Before Fontaines D.C. were selling out shows, they were a group of poets sharing notebooks in Dublin pubs.


Before the post punk riffs and festival crowds, Fontaines D.C., existed as words on a page. The band we know today did not start out with amps or melodies, they actually started as poets. Grian Chatten, Carlos O’Connell, Conor Curley, Conor Deegan III, and Tom Coll were studying together in Dublin, bonding over poetry, literature, and the rhythm of spoken language.

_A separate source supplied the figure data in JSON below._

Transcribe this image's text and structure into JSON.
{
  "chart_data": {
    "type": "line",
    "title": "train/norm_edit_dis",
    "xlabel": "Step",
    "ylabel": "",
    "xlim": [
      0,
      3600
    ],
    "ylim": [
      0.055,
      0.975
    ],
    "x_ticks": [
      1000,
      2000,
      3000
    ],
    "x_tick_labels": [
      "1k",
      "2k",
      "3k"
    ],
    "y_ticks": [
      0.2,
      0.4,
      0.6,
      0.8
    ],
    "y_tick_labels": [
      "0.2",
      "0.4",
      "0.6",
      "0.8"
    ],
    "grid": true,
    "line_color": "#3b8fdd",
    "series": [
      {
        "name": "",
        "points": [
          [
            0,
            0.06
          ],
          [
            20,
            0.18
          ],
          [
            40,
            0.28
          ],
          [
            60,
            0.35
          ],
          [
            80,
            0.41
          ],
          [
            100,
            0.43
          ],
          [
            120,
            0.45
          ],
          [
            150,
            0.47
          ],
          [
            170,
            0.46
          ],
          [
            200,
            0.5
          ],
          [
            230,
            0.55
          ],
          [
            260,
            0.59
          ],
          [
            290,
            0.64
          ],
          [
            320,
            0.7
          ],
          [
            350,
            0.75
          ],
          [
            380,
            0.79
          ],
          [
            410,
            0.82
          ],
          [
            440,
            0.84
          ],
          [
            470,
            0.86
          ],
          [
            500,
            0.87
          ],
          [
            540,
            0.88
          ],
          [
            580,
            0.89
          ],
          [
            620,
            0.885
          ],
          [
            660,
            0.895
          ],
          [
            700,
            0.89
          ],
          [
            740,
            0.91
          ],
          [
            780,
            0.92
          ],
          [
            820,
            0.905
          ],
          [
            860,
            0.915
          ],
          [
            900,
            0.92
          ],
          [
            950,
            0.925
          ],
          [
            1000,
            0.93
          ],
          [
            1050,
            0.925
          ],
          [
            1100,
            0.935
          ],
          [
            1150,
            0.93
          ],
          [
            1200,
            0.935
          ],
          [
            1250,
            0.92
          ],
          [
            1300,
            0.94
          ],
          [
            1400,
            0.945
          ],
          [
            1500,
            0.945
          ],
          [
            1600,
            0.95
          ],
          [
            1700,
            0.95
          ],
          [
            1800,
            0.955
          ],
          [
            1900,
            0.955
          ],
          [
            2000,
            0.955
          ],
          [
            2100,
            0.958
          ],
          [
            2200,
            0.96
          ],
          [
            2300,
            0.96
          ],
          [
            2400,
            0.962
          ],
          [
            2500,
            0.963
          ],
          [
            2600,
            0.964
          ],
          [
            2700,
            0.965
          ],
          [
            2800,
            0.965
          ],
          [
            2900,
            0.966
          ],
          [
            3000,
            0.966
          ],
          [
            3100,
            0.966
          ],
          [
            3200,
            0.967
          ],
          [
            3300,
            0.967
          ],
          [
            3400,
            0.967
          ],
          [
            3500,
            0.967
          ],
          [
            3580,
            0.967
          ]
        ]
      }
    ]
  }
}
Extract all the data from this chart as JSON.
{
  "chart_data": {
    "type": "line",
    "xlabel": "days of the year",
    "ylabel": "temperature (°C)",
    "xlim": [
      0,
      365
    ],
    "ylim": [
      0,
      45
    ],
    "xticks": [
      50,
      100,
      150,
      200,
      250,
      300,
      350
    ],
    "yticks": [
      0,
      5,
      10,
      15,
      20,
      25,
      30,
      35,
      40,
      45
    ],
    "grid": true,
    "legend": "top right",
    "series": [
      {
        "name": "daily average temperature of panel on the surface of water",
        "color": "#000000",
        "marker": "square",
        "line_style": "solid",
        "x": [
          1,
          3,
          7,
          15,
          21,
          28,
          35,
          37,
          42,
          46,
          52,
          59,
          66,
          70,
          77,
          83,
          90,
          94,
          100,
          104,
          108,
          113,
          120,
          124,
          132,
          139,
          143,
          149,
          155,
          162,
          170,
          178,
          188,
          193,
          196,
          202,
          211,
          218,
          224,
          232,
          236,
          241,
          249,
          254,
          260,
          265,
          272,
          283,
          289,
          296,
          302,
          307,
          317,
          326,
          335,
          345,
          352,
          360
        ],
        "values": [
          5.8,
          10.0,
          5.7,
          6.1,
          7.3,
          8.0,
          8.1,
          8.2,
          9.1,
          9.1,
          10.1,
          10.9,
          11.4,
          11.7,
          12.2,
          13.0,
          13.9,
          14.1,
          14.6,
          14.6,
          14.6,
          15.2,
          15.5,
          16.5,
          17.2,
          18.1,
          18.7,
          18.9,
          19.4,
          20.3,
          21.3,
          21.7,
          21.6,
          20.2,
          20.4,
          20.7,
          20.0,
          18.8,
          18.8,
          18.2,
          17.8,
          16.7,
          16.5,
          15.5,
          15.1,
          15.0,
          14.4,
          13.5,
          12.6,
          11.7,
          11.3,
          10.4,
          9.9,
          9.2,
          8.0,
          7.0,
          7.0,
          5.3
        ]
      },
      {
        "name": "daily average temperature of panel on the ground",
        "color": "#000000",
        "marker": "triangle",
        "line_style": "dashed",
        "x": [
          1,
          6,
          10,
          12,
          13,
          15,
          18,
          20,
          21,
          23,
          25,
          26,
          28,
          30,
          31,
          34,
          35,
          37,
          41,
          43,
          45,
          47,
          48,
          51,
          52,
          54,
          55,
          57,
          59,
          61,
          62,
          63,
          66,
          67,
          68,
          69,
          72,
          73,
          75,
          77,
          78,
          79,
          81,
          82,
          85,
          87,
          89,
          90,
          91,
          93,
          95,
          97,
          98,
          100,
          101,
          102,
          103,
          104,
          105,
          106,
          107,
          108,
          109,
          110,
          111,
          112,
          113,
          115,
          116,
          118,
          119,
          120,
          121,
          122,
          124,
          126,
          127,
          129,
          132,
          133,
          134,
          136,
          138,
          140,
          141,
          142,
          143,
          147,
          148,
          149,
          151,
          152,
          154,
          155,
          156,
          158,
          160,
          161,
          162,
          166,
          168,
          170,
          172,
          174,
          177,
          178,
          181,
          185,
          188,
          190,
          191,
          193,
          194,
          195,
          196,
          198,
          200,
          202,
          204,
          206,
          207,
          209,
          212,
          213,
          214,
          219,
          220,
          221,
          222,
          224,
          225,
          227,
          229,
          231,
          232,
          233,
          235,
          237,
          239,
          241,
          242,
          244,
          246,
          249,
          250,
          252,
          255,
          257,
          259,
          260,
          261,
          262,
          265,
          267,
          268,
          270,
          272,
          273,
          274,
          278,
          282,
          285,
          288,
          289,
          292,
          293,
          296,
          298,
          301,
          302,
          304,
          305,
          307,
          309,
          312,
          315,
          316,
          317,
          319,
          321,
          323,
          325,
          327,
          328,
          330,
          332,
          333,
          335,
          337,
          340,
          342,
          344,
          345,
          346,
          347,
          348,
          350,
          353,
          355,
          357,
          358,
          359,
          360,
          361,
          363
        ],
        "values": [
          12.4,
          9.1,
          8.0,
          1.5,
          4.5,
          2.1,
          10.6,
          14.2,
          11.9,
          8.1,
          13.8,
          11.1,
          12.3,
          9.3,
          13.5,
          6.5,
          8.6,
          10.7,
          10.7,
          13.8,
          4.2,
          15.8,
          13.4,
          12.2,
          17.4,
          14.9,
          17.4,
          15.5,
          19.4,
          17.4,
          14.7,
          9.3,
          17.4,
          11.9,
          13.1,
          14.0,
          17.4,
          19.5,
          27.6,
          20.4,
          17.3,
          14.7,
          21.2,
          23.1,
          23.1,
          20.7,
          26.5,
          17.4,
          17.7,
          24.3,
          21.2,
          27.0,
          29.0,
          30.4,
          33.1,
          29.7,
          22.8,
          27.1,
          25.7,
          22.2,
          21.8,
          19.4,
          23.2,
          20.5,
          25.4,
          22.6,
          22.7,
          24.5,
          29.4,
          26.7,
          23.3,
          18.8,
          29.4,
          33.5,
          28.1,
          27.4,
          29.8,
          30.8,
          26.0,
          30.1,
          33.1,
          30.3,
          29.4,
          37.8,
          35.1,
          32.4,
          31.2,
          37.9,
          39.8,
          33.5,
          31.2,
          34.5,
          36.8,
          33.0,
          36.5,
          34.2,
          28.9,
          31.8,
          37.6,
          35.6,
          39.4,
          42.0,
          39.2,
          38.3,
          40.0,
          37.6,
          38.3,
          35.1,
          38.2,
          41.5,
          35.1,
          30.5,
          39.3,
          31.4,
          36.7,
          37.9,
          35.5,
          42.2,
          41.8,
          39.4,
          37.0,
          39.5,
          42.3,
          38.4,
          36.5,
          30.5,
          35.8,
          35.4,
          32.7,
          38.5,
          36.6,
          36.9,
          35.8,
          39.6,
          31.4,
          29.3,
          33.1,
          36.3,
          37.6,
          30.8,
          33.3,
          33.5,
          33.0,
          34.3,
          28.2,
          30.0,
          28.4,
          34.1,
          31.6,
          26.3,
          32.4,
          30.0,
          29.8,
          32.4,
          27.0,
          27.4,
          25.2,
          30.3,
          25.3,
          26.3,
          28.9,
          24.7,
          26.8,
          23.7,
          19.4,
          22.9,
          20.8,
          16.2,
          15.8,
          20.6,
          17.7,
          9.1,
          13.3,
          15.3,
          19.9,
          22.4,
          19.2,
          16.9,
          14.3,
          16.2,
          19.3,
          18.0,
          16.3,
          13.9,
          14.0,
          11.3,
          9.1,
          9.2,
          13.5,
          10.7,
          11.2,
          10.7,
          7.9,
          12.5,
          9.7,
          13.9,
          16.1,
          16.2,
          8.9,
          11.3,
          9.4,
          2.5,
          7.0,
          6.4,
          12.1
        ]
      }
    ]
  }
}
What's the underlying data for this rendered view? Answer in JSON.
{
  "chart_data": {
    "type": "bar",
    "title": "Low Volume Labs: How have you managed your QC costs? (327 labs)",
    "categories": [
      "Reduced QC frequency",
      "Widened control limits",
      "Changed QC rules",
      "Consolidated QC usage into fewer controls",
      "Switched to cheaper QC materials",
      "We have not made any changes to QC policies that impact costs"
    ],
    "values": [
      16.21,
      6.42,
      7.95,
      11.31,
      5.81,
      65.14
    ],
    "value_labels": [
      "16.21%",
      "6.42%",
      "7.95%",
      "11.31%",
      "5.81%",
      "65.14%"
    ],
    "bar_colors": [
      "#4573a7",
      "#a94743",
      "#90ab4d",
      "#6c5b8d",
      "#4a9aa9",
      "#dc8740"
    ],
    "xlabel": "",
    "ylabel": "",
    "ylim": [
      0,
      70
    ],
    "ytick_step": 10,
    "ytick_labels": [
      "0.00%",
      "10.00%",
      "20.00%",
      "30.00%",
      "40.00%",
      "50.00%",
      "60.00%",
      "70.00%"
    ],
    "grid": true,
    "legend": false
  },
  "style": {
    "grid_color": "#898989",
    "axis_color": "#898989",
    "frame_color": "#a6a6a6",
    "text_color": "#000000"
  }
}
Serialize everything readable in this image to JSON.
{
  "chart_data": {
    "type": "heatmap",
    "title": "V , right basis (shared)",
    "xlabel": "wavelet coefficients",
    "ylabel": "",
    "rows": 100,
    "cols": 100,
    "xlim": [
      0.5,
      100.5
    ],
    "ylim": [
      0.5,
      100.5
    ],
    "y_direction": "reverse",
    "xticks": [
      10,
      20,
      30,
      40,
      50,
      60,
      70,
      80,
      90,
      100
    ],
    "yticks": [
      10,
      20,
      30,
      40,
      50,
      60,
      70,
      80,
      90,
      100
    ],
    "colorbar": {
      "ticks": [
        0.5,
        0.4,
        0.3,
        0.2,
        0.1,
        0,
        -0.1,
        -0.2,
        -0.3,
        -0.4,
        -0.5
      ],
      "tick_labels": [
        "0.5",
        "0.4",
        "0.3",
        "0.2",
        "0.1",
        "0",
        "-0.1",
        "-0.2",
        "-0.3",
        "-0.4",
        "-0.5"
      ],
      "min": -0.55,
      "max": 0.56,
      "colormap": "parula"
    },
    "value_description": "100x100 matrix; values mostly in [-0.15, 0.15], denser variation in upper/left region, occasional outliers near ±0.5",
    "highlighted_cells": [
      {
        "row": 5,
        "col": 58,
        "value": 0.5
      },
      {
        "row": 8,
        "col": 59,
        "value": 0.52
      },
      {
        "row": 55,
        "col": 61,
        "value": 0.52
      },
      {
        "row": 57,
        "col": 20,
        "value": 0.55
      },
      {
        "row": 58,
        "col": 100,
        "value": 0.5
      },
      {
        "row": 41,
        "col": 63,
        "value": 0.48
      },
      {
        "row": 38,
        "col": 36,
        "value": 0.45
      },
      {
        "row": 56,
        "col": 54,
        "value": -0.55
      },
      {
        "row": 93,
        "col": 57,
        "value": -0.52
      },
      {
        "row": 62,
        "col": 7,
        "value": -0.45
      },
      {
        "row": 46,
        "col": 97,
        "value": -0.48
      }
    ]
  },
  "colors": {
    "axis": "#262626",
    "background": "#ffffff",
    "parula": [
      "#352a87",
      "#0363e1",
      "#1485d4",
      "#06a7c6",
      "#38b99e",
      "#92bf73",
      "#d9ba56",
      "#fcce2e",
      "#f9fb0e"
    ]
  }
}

Poetry Before Power Chords

Unlike most rock bands before them, Fontaines D.C. did not write the music for their songs first. Lyrics always seem to come before the sound of the tracks. Their early sessions together focused on repetition, cadence, and the raw musicality of speech; ideas borrowed directly from spoken word poetry. The guitars and drums heard in their tracks were built around those rhythms, not the other way around.


A Band Rooted in Place

Fontaines debut album Dogrel was not an exercise in Irish Nostalgia. Instead it captured modern Dublin, the housing struggles, class tensions and divides, boredom, pride, and sharp humour. The word "Dogrel" actually refers to working-class poetry, rough, direct, and unpolished. That ethos shaped the bands identity from the day they started out.


Why It Works

Fontaines D.C.'s sound feels urgent because it’s grounded in something older than genre, storytelling. Every song carries the weight of observation, frustration, and belonging. They don’t romanticise the city they come from, instead they document it.


Behind the sound of Fontaines D.C. isn’t just music, it’s language, place, and a group of poets who learned how to make their words loud.